Since the camel is normal, how is this situation possible?
Answer: The camel operates a mill and travels in a circular clockwise direction. The two outside legs will travel a greater distance than the two inside legs.
Riddle:
A boy presses a side of a blue pencil to a side of a yellow pencil, holding both pencils vertically. One inch of the pressed side of the blue pencil, measuring from its lower end, is smeared with paint. The yellow pencil is held steady while the boy slides the blue pencil down 1 inch, continueing to press it against the yellow one. He returns the blue pencil to its former position, then again it slides down 1 inch. He continues until he has lowered the blue pencil 5 times and raised it 5 times- 10 moves in all.
Supposed that during this time the paint neither dries nor diminishes in quantity.

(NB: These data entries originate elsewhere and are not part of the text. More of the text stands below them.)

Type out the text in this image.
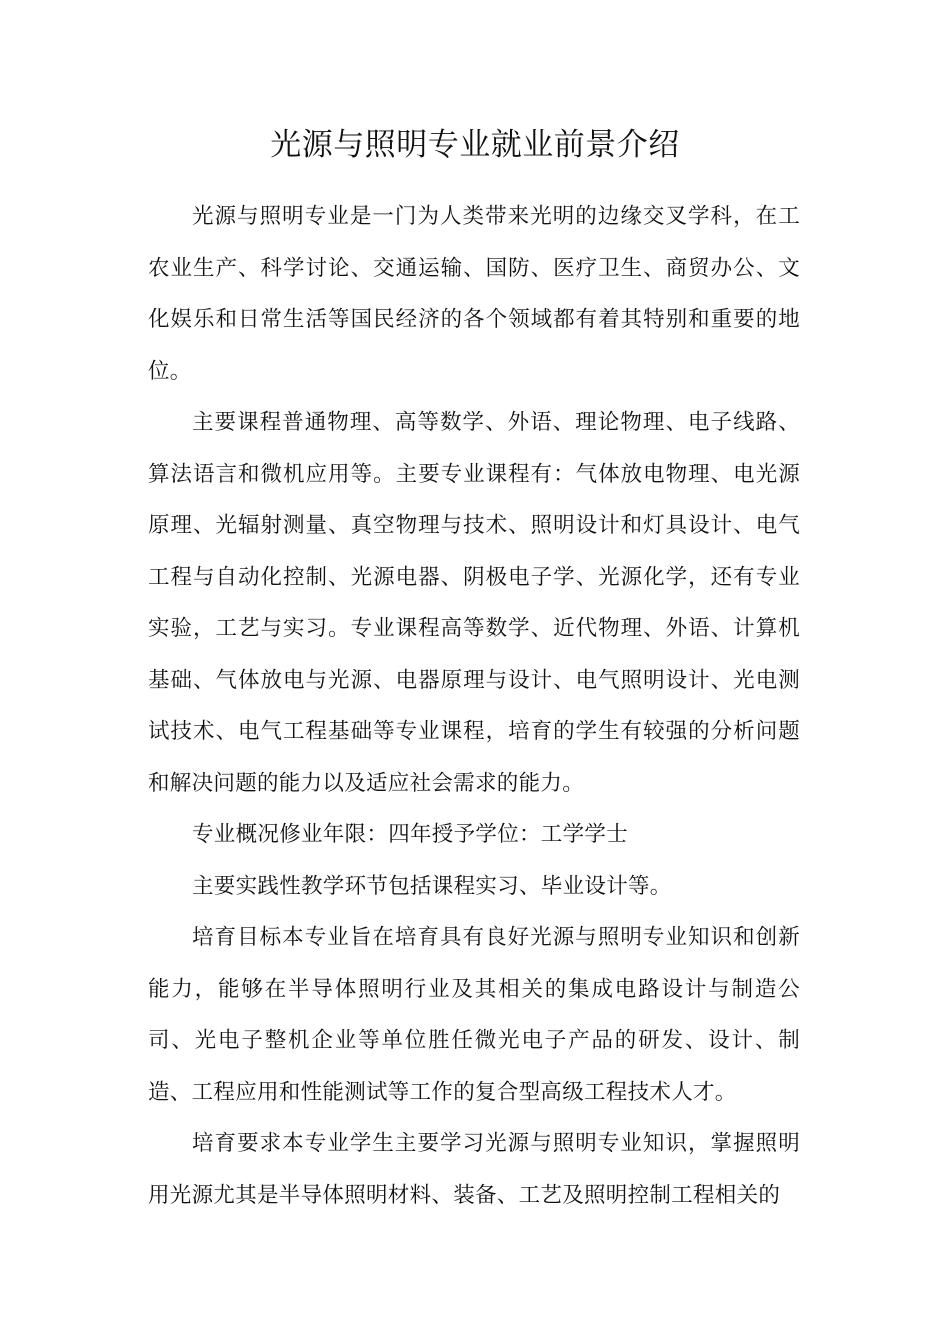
光源与照明专业就业前景介绍

光源与照明专业是一门为人类带来光明的边缘交叉学科，在工农业生产、科学讨论、交通运输、国防、医疗卫生、商贸办公、文化娱乐和日常生活等国民经济的各个领域都有着其特别和重要的地位。

主要课程普通物理、高等数学、外语、理论物理、电子线路、算法语言和微机应用等。主要专业课程有：气体放电物理、电光源原理、光辐射测量、真空物理与技术、照明设计和灯具设计、电气工程与自动化控制、光源电器、阴极电子学、光源化学，还有专业实验，工艺与实习。专业课程高等数学、近代物理、外语、计算机基础、气体放电与光源、电器原理与设计、电气照明设计、光电测试技术、电气工程基础等专业课程，培育的学生有较强的分析问题和解决问题的能力以及适应社会需求的能力。

专业概况修业年限：四年授予学位：工学学士

主要实践性教学环节包括课程实习、毕业设计等。

培育目标本专业旨在培育具有良好光源与照明专业知识和创新能力，能够在半导体照明行业及其相关的集成电路设计与制造公司、光电子整机企业等单位胜任微光电子产品的研发、设计、制造、工程应用和性能测试等工作的复合型高级工程技术人才。

培育要求本专业学生主要学习光源与照明专业知识，掌握照明用光源尤其是半导体照明材料、装备、工艺及照明控制工程相关的
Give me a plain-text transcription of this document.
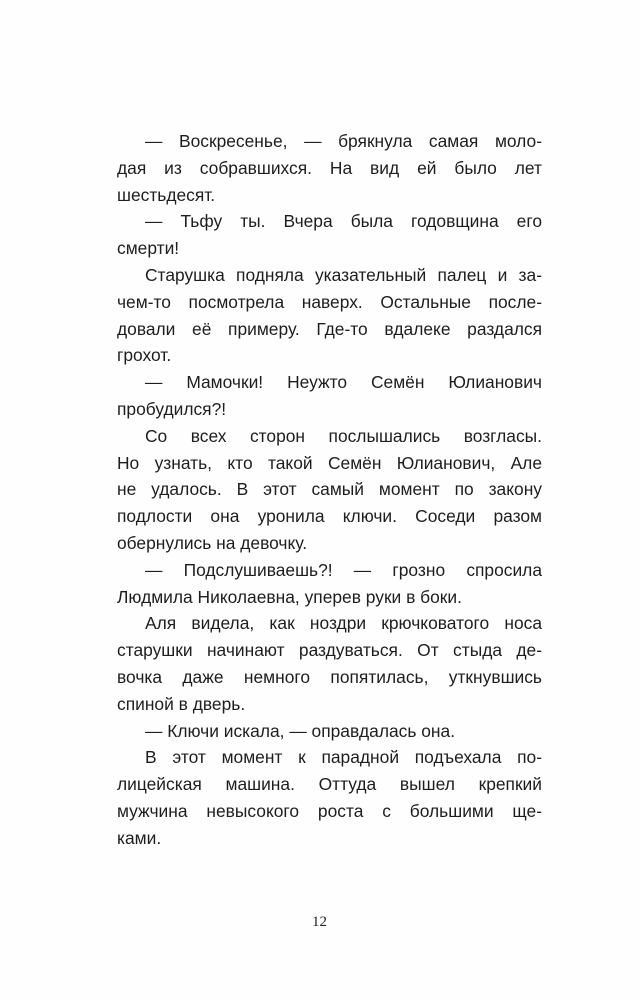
— Воскресенье, — брякнула самая моло-
дая из собравшихся. На вид ей было лет
шестьдесят.
— Тьфу ты. Вчера была годовщина его
смерти!
Старушка подняла указательный палец и за-
чем-то посмотрела наверх. Остальные после-
довали её примеру. Где-то вдалеке раздался
грохот.
— Мамочки! Неужто Семён Юлианович
пробудился?!
Со всех сторон послышались возгласы.
Но узнать, кто такой Семён Юлианович, Але
не удалось. В этот самый момент по закону
подлости она уронила ключи. Соседи разом
обернулись на девочку.
— Подслушиваешь?! — грозно спросила
Людмила Николаевна, уперев руки в боки.
Аля видела, как ноздри крючковатого носа
старушки начинают раздуваться. От стыда де-
вочка даже немного попятилась, уткнувшись
спиной в дверь.
— Ключи искала, — оправдалась она.
В этот момент к парадной подъехала по-
лицейская машина. Оттуда вышел крепкий
мужчина невысокого роста с большими ще-
ками.
12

How many inches of each pencil will be sneared with paint after the tenth move?
Answer: At the start, 1inch of the yellow pencil gets smeared with wet paint. As the blue pencil is moved downward, a second inch of the blue pencils smears a second inch of the yellow pencil.

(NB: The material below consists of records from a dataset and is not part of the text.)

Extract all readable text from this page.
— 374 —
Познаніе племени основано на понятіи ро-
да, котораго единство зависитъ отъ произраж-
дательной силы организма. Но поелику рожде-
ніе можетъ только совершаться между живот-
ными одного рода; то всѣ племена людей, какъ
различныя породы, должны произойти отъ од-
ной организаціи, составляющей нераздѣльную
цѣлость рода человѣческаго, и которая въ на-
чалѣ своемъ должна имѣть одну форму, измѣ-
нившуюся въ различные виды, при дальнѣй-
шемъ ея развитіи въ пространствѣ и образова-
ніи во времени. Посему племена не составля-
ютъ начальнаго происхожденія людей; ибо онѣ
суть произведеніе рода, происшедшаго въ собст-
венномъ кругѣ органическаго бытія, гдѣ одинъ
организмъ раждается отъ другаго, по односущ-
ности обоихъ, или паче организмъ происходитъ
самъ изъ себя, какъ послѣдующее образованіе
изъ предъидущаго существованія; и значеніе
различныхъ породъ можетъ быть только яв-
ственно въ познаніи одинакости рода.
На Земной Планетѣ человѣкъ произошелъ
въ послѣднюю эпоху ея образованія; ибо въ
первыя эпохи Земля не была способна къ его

Each pair of down and up movesof the blue pencil smears 1 more inch of each pencil. 5 pairs of moves will smear 5 inches. This together with the initial inch, makes 6 inches for each pencil.
Riddle:
There were five men going to church and it started to rain. The four that ran got wet and the one that stood still stayed dry. How did the one stay dry?
Answer: It was a body in a coffin with the bearers.
Riddle:
The king dies and two men, the true heir and an impostor, both claim to be his long-lost son. Both fit the description of the rightful heir: about the right age, height, coloring and general appearance. Finally, one of the elders proposes a test to identify the true heir. One man agrees to the test while the other flatly re-fuses. The one who agreed is immediately sent on his way, and the one who re-fused is correctly identified as the rightful heir. Can you figure out why?

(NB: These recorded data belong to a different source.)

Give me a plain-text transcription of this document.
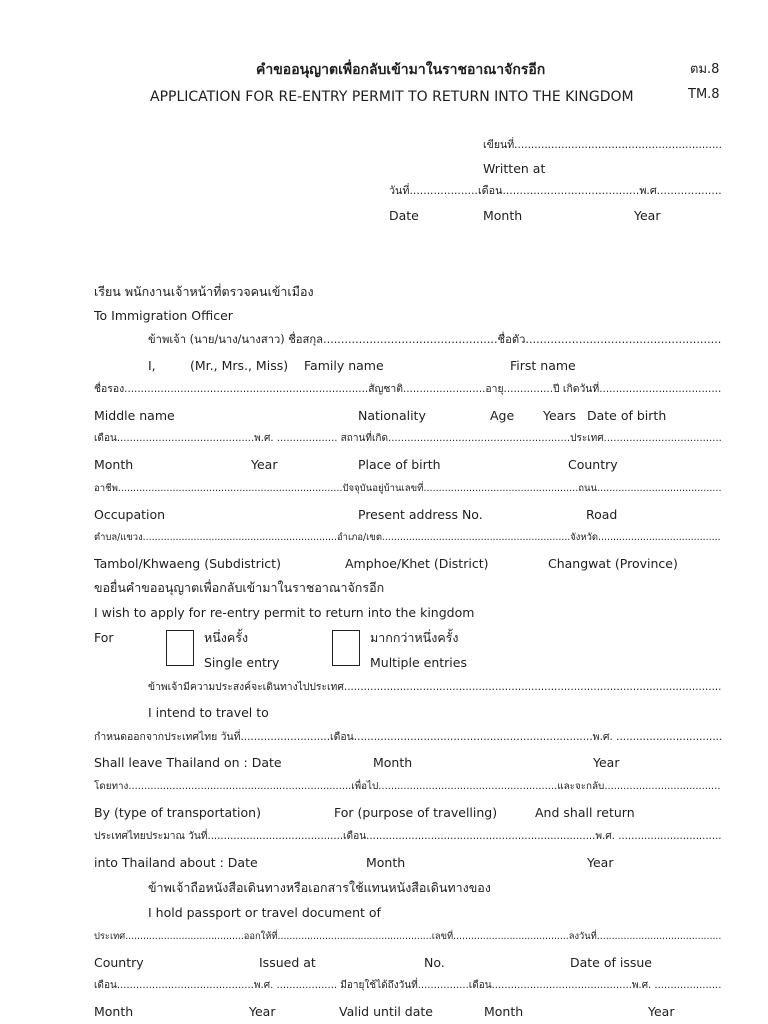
คำขออนุญาตเพื่อกลับเข้ามาในราชอาณาจักรอีก	ตม.8
APPLICATION FOR RE-ENTRY PERMIT TO RETURN INTO THE KINGDOM	TM.8
เขียนที่..............................................................
Written at
วันที่....................เดือน........................................พ.ศ...................
Date	Month	Year
เรียน พนักงานเจ้าหน้าที่ตรวจคนเข้าเมือง
To Immigration Officer
ข้าพเจ้า (นาย/นาง/นางสาว) ชื่อสกุล.................................................ชื่อตัว.......................................................
I,	(Mr., Mrs., Miss) Family name	First name
ชื่อรอง..........................................................................สัญชาติ.........................อายุ...............ปี เกิดวันที่.....................................
Middle name	Nationality	Age Years Date of birth
เดือน...........................................พ.ศ. ................... สถานที่เกิด.........................................................ประเทศ.....................................
Month	Year	Place of birth	Country
อาชีพ..........................................................................ปัจจุบันอยู่บ้านเลขที่...................................................ถนน.........................................
Occupation	Present address No.	Road
ตำบล/แขวง.................................................................อำเภอ/เขต...............................................................จังหวัด.........................................
Tambol/Khwaeng (Subdistrict)	Amphoe/Khet (District)	Changwat (Province)
ขอยื่นคำขออนุญาตเพื่อกลับเข้ามาในราชอาณาจักรอีก
I wish to apply for re-entry permit to return into the kingdom
For	หนึ่งครั้ง
Single entry
มากกว่าหนึ่งครั้ง
Multiple entries
ข้าพเจ้ามีความประสงค์จะเดินทางไปประเทศ...................................................................................................................
I intend to travel to
กำหนดออกจากประเทศไทย วันที่...........................เดือน........................................................................พ.ศ. ................................
Shall leave Thailand on : Date	Month	Year
โดยทาง.......................................................................เพื่อไป.........................................................และจะกลับ.....................................
By (type of transportation)	For (purpose of travelling)	And shall return
ประเทศไทยประมาณ วันที่..........................................เดือน.......................................................................พ.ศ. ................................
into Thailand about : Date	Month	Year
ข้าพเจ้าถือหนังสือเดินทางหรือเอกสารใช้แทนหนังสือเดินทางของ
I hold passport or travel document of
ประเทศ........................................ออกให้ที่....................................................เลขที่.......................................ลงวันที่..........................................
Country	Issued at	No.	Date of issue
เดือน...........................................พ.ศ. ................... มีอายุใช้ได้ถึงวันที่................เดือน............................................พ.ศ. .....................
Month	Year	Valid until date	Month	Year
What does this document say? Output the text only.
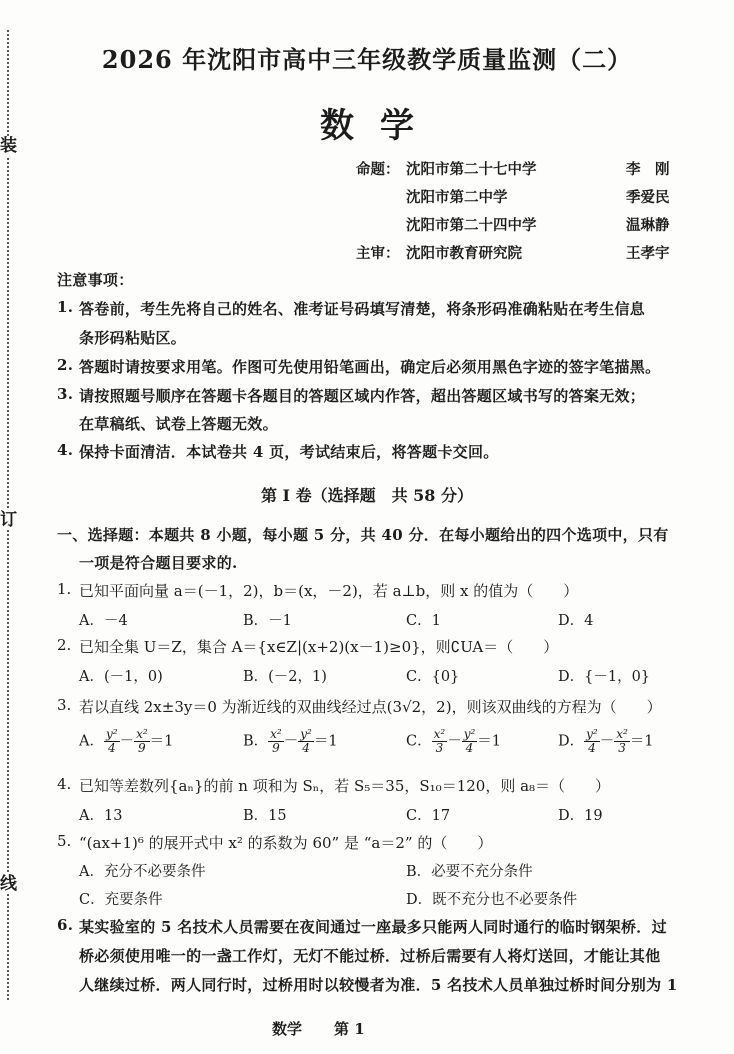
装
订
线
2026 年沈阳市高中三年级教学质量监测（二）
数学
命题： 沈阳市第二十七中学	李　刚
沈阳市第二中学	季爱民
沈阳市第二十四中学	温琳静
主审： 沈阳市教育研究院	王孝宇
注意事项：
1. 答卷前，考生先将自己的姓名、准考证号码填写清楚，将条形码准确粘贴在考生信息
条形码粘贴区。
2. 答题时请按要求用笔。作图可先使用铅笔画出，确定后必须用黑色字迹的签字笔描黑。
3. 请按照题号顺序在答题卡各题目的答题区域内作答，超出答题区域书写的答案无效；
在草稿纸、试卷上答题无效。
4. 保持卡面清洁．本试卷共 4 页，考试结束后，将答题卡交回。
第 I 卷（选择题　共 58 分）
一、选择题：本题共 8 小题，每小题 5 分，共 40 分．在每小题给出的四个选项中，只有
一项是符合题目要求的.
1. 已知平面向量 a＝(－1，2)，b＝(x，－2)，若 a⊥b，则 x 的值为（　　）
A．－4	B．－1	C．1	D．4
2. 已知全集 U＝Z，集合 A＝{x∈Z|(x+2)(x－1)≥0}，则∁UA＝（　　）
A．(－1，0)	B．(－2，1)	C．{0}	D．{－1，0}
3. 若以直线 2x±3y＝0 为渐近线的双曲线经过点(3√2，2)，则该双曲线的方程为（　　）
A． $\frac{\text{y²}}{4} - \frac{\text{x²}}{9} =1$	B． $\frac{\text{x²}}{9} - \frac{\text{y²}}{4} =1$	C． $\frac{\text{x²}}{3} - \frac{\text{y²}}{4} =1$	D． $\frac{\text{y²}}{4} - \frac{\text{x²}}{3} =1$
4. 已知等差数列{aₙ}的前 n 项和为 Sₙ，若 S₅＝35，S₁₀＝120，则 a₈＝（　　）
A．13	B．15	C．17	D．19
5. “(ax+1)⁶ 的展开式中 x² 的系数为 60” 是 “a＝2” 的（　　）
A．充分不必要条件	B．必要不充分条件
C．充要条件	D．既不充分也不必要条件
6. 某实验室的 5 名技术人员需要在夜间通过一座最多只能两人同时通行的临时钢架桥．过
桥必须使用唯一的一盏工作灯，无灯不能过桥．过桥后需要有人将灯送回，才能让其他
人继续过桥．两人同行时，过桥用时以较慢者为准．5 名技术人员单独过桥时间分别为 1
数学 第 1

Answer: The test was a blood test. The elder remembered that the true prince was a hemophiliac.
Riddle:
There are 100 light bulbs lined up in a row in a long room. Each bulb has its own switch and is currently switched off. The room has an entry door and an exit door. There are 100 people lined up outside the entry door. Each bulb is numbered consecutively from 1 to 100. So is each person. Person No. 1 enters the room, switches on every bulb, and exits. Person No. 2 enters and flips the switch on every second bulb (turning off bulbs 2, 4, 6, ...). Person No. 3 enters and flips the switch on every third bulb (changing the state on bulbs 3, 6, 9, ...). This continues until all 100 people have passed through the room. What is the final state of bulb No. 64? And how many of the light bulbs are illuminated after the 100th person has passed through the room?
Answer: First think who will operate each bulb, obviously person #2 will do all the even numbers, and say person #10 will operate all the bulbs that end in a zero. So who would operate for example bulb 48: Persons numbered: 1 & 48, 2 & 24, 3 & 16, 4 & 12, 6 & 8 ........ That is all the factors (numbers by which 48 is divisible) will be in pairs. This means that for every person who switches a bulb on there will be someone to switch it off. This willl result in the bulb being back at it's original state. So why aren't all the bulbs off? Think of bulb 36:- The factors are: 1 & 36, 2 & 13, 6 & 6 Well in this case whilst all the factors are in pairs the number 6 is paired with it's self. Clearly the sixth person will only flick the bulb once and so the pairs don't cancel. This is true of all the square numbers. There are 10 square numbers between 1 and 100 (1, 4, 9, 16, 25, 36, 49, 64, 81 & 100) hence 10 bulbs remain on.